Egypt is studying a proposal to increase taxes on high earners, as it seeks to cut a budget deficit that’s set to miss this year’s target, the finance minister said.
The plan under consideration would impose a 5 % annual tax on the top incomes for a period of two or three years, Hany Kadry told reporters in Cairo today. He didn’t give further details, saying they’ll be be announced if the proposal is adopted.
Egypt’s budget deficit in the fiscal year that ends in June is expected to be between 11 % and 12 % of gross domestic product, above the 10 percent target, Kadry said. The government aims to bring that down to between 10 and 10.5 % next year, he said.
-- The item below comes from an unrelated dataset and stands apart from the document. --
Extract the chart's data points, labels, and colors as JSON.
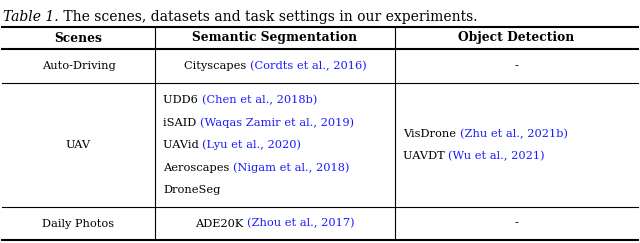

Egypt’s economy has been hit by the escalation in violence and unrest that followed the July ouster of President Mohamed Mursi by the army, adding to the turmoil that has kept tourists and investors away since the 2011 uprising against Hosni Mubarak. The government has announced plans to boost public spending and the central bank cut its key interest rates three times in the second half of 2013 in a bid to spur growth.
Kadry said he expected GDP growth of between 2 % and 2.5 % in the current fiscal year. Planning and International Cooperation Minister Ashraf el-Arabi said this week that political turmoil will probably keep growth below the government’s 3 % to 3.5 % target.